Gavião-real como é conhecida a espécie H.harpyja do gênero Harpia, é comum nas florestas da região neotropical e a sua distribuição é bastante ampla no território brasileiro, os seus maiores registros são principalmente na Amazônia e na Mata Atlântica. As florestas brasileiras têm sido drasticamente reduzidas pela ação antrópica e isso tem promovido a perda de habitat do gavião-real. Esse intenso processo antrópico faz desta espécie vulnerável, porém ainda não teve seu status modificado na lista das espécies ameaçadas do Brasil e da IUCN, onde consta como quase ameaçada.

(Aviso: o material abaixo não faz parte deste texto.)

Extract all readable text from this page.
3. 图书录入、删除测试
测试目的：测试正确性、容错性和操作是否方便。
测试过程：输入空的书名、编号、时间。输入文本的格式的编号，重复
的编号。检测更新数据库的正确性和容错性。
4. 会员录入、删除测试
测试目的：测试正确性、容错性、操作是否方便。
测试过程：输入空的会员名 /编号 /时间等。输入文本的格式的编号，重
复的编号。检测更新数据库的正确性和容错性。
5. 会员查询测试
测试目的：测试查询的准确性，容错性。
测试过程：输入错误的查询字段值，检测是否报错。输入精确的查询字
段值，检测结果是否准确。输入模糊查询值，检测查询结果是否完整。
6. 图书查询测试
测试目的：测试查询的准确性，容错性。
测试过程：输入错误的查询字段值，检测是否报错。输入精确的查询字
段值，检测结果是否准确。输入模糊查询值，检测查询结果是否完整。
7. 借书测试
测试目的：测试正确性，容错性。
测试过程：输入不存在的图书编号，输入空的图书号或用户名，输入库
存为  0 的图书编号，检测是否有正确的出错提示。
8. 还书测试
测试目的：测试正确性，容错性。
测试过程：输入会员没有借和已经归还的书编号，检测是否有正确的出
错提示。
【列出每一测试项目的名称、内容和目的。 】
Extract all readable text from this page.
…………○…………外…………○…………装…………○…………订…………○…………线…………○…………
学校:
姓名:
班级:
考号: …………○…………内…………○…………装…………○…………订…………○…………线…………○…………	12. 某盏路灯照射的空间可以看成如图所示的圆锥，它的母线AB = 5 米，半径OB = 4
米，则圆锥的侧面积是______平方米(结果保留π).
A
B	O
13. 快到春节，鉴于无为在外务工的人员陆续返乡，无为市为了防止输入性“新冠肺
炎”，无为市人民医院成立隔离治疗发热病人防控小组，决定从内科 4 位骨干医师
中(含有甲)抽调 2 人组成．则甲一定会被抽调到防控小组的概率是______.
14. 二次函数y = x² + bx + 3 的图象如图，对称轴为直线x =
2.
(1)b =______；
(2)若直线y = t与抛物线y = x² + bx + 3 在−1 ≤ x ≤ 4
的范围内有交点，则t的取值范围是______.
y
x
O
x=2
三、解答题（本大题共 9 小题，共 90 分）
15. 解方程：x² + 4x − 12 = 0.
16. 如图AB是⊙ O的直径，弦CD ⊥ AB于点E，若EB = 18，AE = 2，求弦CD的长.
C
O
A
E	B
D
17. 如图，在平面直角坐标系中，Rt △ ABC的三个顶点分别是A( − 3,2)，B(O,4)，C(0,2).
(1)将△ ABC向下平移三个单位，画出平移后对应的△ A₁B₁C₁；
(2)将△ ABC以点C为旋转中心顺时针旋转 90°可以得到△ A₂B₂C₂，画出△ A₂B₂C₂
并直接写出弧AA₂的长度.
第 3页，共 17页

O gavião-real é uma espécie que tem um longo período de vida, podendo viver mais de 30 anos em cativeiro, e, por ser um predador do topo de cadeia trófica, possui uma taxa reprodutiva baixa e lenta. Dessa forma, a redução das populações de suas presas, como aconteceu recentemente, pode acarretar em consequências negativas e graves para a estabilidade deste predador.
A alimentação da harpia, o principal predador aéreo da Amazônia, se baseia exclusivamente em mamíferos que vivem nas copas das árvores, especialmente preguiças, macacos-prego marrons e macacos-lanudos cinzas. E com o corte em massa de árvores e a queima das matas tropicais da região, estas presas se tornam escassas e as harpias não encontram o que comer nem como alimentar os filhotes. Em um estudo recente, realizado pelo pesquisador Everton Miranda, conta que o desmatamento do habitat destas aves ultrapassa de 50% e os filhotes começam a morrer de fome, pois os filhotes de harpia só recebem comida a cada 15 dias durante meses antes de vir à óbito. Foi descoberto que, apesar da redução das possíveis presas, estas águias não puderam mudar de dieta e continuaram buscando, sem sucesso, os mesmos mamíferos que antes viviam nas copas das árvores. Além disso, as presas alternativas que existem em áreas desmatadas não são adequadas para alimentação dos filhotes.
Cientistas, que há décadas estudam os efeitos do desmatamento sobre a biodiversidade da Amazônia, concordam que os primatas e as preguiças que ainda vivem nas florestas estão em quantidade muito reduzida para atender às demandas alimentares da harpia, pois, cada adulto consome 800 gramas de carne por dia e as taxas de alimentação diminuíram substancialmente com a perda de florestas. Foi descoberto, também, que nas partes da floresta onde o desmatamento ultrapassou 70%, as águias nem sequer podiam fazer ninhos. Os autores de pesquisas concluem que, como as harpias reprodutoras dependem de alimentos específicos e raramente caçam em áreas desmatadas, sua sobrevivência depende da conservação da floresta.
A situação é de extrema emergência, já que, somente em 2020, cerca de 11.088 quilômetros de floresta foram desmatadas na Amazônia brasileira, representando um aumento de 95% com relação ao ano anterior. A pesquisa de Miranda confirma ser urgente a interrupção do corte das árvores, bem como o fornecimento de alimentos controlados para os filhotes nas áreas em que o desmatamento já afetou mais de 50% da floresta, é uma súplica ao governo para que controle e impeça o desmatamento ilegal, ou serão poucos e velozes os dias contados da maior espécie de águia do mundo.
REFERÊNCIAS
BONILLA, Juan. As maiores águias do mundo estão morrendo de fome por causa do desmatamento na Amazônia. El País, Bogotá, 30, junho. 2021. Disponível em: https://brasil.elpais.com/ciencia/2021-06-30/as-maiores-aguias-do-mundo-estao-morrendo-de-fome-p or-causa-do-desmatamento-na-amazonia.html?rel=mas. Acesso em: 26 de outubro de 2021.
Revista Pesquisa Fapesp. O desmatamento e a fome das harpias. Edição 306, agosto. 2021. Disponível em: https://revistapesquisa.fapesp.br/o-desmatamento-e-a-fome-das-harpias/. Acesso em: 26 de Outubro de 2021.
SILVA, Francisca Helena Aguiar et al. Dieta do gavião-real Harpia harpyja (Aves: Accipitridae) em florestas de terra firme de Parintins, Amazonas, Brasil. 2007.